From just about the first time she tried to get the ball to home plate as a kid, Oglevie loved the control she had as a pitcher. She set the game in motion, her energy set the tone for teammates arrayed around her. It didn't hurt that she was one of those kids who was always better than the other kids. She recalled throwing her first perfect game at 9, and generally dominated opponents.
It wasn't until she got to the the State College of Florida, a two-year junior college, that she realized there was a universe in which she wasn't special. She was just another pitcher.
"Oh man, I got beat up so many times," Oglevie said of her freshman season. "I'm talking like 10-run games off me and all this kind of stuff. But in the end I ended up beating some of the highest nationally ranked teams as a freshman.
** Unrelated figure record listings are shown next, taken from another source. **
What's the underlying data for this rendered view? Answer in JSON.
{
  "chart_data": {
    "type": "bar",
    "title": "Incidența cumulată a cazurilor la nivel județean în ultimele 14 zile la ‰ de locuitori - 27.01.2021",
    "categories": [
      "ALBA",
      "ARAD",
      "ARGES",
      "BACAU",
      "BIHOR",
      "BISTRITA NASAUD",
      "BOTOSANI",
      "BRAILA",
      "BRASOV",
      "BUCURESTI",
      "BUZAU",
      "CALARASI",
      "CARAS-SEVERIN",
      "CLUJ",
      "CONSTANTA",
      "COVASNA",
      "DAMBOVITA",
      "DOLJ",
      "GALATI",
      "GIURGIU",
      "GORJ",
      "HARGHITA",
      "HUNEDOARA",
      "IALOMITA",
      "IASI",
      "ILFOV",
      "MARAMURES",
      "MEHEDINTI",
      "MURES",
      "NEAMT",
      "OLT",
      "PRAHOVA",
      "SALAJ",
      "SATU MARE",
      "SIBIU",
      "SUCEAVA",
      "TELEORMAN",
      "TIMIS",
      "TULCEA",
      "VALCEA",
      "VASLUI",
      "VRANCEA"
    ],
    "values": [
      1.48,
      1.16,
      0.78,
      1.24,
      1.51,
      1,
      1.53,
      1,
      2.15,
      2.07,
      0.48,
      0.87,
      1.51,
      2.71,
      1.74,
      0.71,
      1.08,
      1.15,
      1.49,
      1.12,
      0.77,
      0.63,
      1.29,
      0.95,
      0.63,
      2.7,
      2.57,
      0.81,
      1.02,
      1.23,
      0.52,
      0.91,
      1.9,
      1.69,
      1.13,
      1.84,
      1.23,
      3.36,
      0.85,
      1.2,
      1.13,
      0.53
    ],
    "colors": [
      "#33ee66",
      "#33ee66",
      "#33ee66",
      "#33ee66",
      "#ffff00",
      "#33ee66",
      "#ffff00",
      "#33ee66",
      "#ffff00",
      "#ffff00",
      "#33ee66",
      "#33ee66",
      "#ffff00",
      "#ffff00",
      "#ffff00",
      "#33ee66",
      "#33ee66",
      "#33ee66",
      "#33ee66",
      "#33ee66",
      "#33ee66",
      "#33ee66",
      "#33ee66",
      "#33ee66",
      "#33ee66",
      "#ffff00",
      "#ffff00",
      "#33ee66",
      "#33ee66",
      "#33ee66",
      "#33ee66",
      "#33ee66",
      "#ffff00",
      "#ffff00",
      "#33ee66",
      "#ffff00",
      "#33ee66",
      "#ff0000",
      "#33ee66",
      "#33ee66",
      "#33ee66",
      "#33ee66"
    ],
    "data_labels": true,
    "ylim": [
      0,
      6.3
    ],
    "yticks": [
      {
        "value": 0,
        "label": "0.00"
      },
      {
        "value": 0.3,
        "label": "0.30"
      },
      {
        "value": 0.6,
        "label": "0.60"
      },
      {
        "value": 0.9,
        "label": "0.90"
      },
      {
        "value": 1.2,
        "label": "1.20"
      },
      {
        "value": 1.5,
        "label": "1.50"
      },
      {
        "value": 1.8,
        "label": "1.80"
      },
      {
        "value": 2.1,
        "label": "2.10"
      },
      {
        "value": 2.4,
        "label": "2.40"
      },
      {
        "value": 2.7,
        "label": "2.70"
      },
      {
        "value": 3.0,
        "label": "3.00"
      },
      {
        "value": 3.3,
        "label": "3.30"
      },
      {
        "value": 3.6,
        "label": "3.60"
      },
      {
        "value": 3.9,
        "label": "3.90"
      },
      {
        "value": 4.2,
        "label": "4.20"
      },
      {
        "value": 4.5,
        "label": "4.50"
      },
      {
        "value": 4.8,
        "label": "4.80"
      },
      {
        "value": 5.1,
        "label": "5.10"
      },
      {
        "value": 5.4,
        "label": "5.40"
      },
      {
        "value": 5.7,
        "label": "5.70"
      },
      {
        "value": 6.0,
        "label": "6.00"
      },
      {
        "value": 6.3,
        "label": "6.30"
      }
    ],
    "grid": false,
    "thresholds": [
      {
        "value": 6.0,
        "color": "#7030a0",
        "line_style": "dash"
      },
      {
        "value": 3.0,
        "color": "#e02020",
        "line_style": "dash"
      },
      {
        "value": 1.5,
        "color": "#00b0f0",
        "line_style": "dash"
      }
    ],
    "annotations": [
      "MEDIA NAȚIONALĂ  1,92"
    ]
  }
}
It was one of those things where I got beat up a whole bunch, and I realized that I'm definitely not all that. But that just made me stronger in the end because I realized I have to make my ball move and that I wasn't going to overpower anybody anymore."
She persevered and became Florida Southern's ace, just as Oberer persevered through the pain Saturday. Competition and compassion are not mutually exclusive.
Although the exact nature of the injury remained unclear Sunday, Oberer will presumably be back on the field and no worse for wear -- by her standards, at least -- next season and the season after that. The same is true for Pemberton, also a sophomore.
That isn't the case for Oglevie. The home run was the final pitch she ever threw. She came out of the game after helping her opponent to home plate.
A standout student, she will enter the MBA program at South Florida this August. But the tears in her eyes when the three-person caravan reached home plate were the product of the emotion of both the moment and the future.
"I'm just really proud of myself for taking something that I loved as far as I could go," Oglevie said. "And not giving up on myself even though there were games when I never wanted to pick up a ball again because I was so upset."
So would she take the pitch back? Would she try one more time in hopes of getting a few more inches on the rise and a win?
"I wouldn't," she said emphatically. "She deserved that home run right when she deserved it. I think that it all worked out to where we got the momentum going into the second game to take that game [FSC won 2-1]. Even though it was an incredible home run and it looks terrible for me as a pitcher, I wouldn't change it for the world. It all happened for a reason."